YARGITAY KARARI
DAİRE : 23. Hukuk Dairesi
ESAS NO : 2013/7900
KARAR NO : 2014/455
KARAR TARİHİ : 27.01.2014
MAHKEMESİ : Bakırköy 4. İcra Hukuk Mahkemesi
TARİHİ : 05/09/2013
NUMARASI : 2013/933-2013/1182
Taraflar arasındaki sıra cetveline şikayetin yapılan yargılaması sonunda ilamda yazılı nedenlerden dolayı şikayetin reddine yönelik olarak verilen hükmün süresi içinde şikayetçi vekilince temyiz edilmesi üzerine dosya incelendi, gereği konuşulup düşünüldü.
-K A R A R-
Şikayetçi vekili, müvekkilinin alacağından dolayı borçlu hakkında alınan ihtiyati haciz kararı gereğince borçluya ait taşınmaz hissesi üzerine haciz konulduğunu, takibe geçildiğini ve borçluya ödeme emri ve senet suretinin tebliğ edildiğini, borçlu tarafından İcra Mahkemesi’ne şikayetle senet aslının kasada olmadığından bahisle ödeme emrinin iptaline dair karar alındığını, müvekkilinin haczinden ve takibinden sonra icra takibi yapan şikayet olunana ait dosyaya borçlu tarafından herhangi bir şikayet olmadığından şikayet olunanın takibinin müvekkilinin dosyasından önce mal kaçırmak gayesi ile kesinleşmesinin sağlandığını, şikayet olunana ait dosyadan borçluya tebliğ edilen ödeme emrinin usulüne uygun olmadığını, ödeme emrinin tebliğine ilişkin belgede tebliğ yapan memurun isim ve soyadı yazılı bulunmadığından ödeme emri tebliğ işleminin geçersiz olduğunu, şikayet olunanın takibinin müvekkilinin takibi yönünden kesinleşmiş kabul edilemeyeceğini, bu nedenle şikayet olunana pay ayrılmasının mümkün olmadığını ileri sürerek, sıra cetvelinin iptalini talep ve şikayet etmiştir.
Şikayet olunan vekili, ödeme emri tebliğinin usulsüzlüğünü ancak borçlunun ileri sürülebileceğini, ayrıca ödeme emrinin borçluya bizzat tebliğ edildiğini, öğrenme halinde tebliğ usulsüzlüğünün ileri sürülemeyeceğini savunarak, şikayetin reddini istemiştir.

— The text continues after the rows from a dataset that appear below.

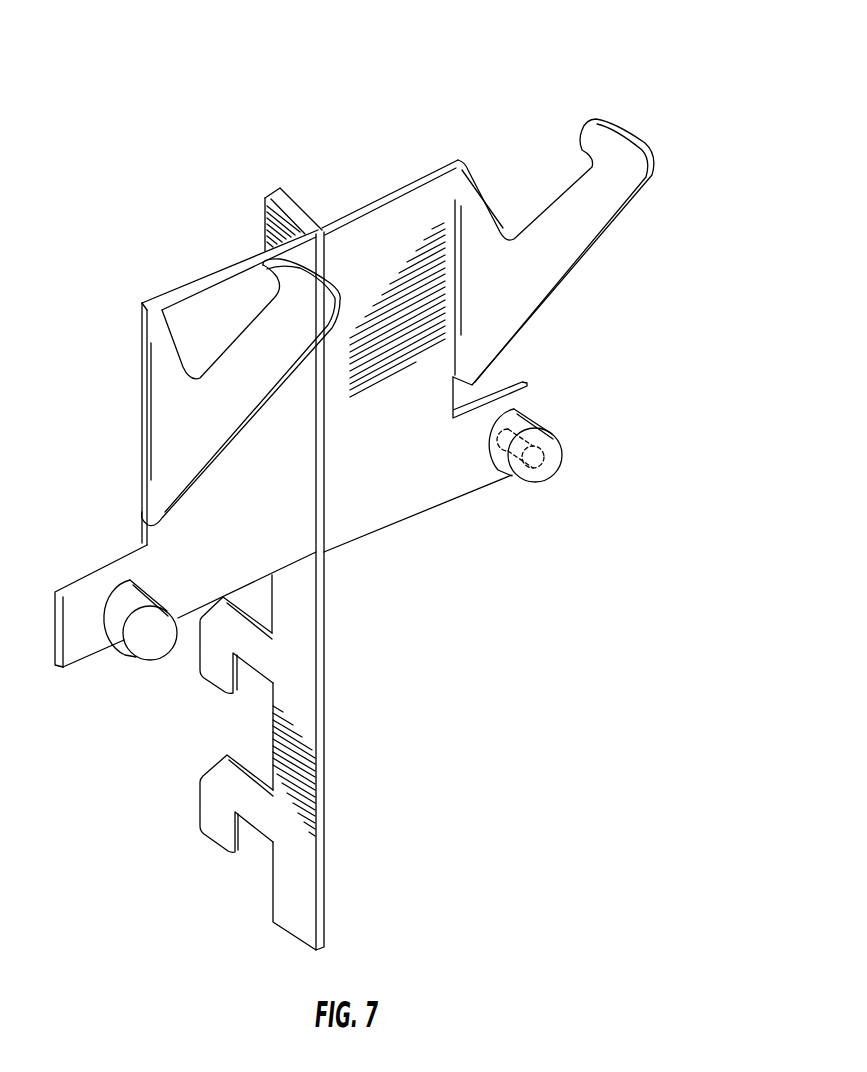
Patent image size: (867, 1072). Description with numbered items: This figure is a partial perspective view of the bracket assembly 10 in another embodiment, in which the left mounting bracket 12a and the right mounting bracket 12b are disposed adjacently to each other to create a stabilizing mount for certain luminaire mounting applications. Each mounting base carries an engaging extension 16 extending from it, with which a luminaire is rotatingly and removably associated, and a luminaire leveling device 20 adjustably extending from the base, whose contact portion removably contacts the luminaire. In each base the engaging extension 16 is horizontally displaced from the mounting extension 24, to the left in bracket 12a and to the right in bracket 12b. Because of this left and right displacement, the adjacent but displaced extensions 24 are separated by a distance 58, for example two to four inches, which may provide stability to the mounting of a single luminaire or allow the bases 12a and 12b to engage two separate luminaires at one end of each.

The bracket assembly 10 is at (503, 100).
The left mounting bracket 12a is at (233, 540).
The right mounting bracket 12b is at (412, 480).
The engaging extension 16 is at (246, 404).
The luminaire leveling device 20 is at (116, 628).
The mounting extension 24 is at (215, 823).
The distance 58 is at (238, 258).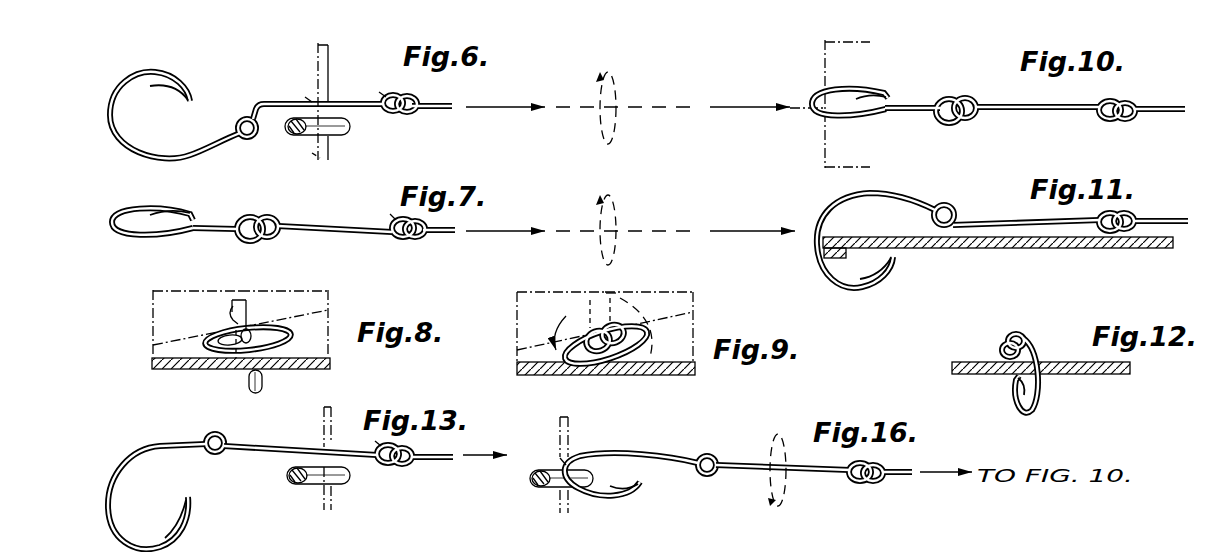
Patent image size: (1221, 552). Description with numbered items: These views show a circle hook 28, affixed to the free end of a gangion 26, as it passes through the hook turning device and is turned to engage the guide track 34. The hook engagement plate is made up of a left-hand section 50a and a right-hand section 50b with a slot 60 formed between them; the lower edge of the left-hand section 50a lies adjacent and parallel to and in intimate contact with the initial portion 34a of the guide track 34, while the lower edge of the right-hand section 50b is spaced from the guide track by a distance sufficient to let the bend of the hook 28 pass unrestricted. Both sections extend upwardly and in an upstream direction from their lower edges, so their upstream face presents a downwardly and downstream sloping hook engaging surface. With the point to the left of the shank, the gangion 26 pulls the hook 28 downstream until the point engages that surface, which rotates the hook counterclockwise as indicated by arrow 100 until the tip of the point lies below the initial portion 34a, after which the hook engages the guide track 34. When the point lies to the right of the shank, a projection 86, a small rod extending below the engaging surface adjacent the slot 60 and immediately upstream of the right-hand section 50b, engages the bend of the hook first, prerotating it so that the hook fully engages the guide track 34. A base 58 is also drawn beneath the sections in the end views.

Mahkemece, iddia, savunma ve tüm dosya kapsamına göre; ödeme emri tebliğine ilişkin usulsüzlüklerin, diğer alacaklıların haklarına etki etmesi durumunda, sıra cetveline itiraz aşamasında diğer sıradaki alacaklılar tarafından ileri sürülebileceği, şikayet olunana ait Bakırköy 8. İcra Müdürlüğü’nün 2011/6057 Esas sayılı dosyasından borçluya çıkarılan ödeme emrinde tebliğ memurunun ad ve soyadının yazılı olmadığı, bu hali ile ödeme emri tebliğinin Tebligat Kanunu’na göre usulüne uygun olmadığı, ancak Tebligat Kanunu’nun 32. maddesi uyarınca borçlunun tebliği öğrenmiş olması halinde tebligatın geçerli olacağının kabul edildiği, ödeme emrinin borçluya bizzat tebliğ edildiği ve imzasının alındığı, ödeme emrinin borçlu tarafından öğrenildiği anlaşıldığından, ödeme emrinin usulüne uygun olmadığına ilişkin itirazın yerinde olmadığı gerekçesiyle, şikayetin reddine karar verilmiştir.
Kararı, şikayetçi vekili temyiz etmiştir.
Dosyadaki yazılara, kararın dayandığı delillerle gerektirici sebeplere, delillerin takdirinde bir isabetsizlik bulunmamasına göre, şikayetçi vekilinin temyiz itirazları yerinde görülmemiştir.
SONUÇ: Yukarıda açıklanan nedenlerle, şikayetçi vekilinin tüm temyiz itirazlarının reddiyle usul ve kanuna uygun bulunan İcra Mahkemesi kararının İİK’nın 366. maddesi uyarınca ONANMASINA, aşağıda yazılı onama harcının temyiz edenden alınmasına, kararın tebliğinden itibaren 10 gün içerisinde karar düzeltme yolu açık olmak üzere 27.01.2014 tarihinde oybirliğiyle karar verildi.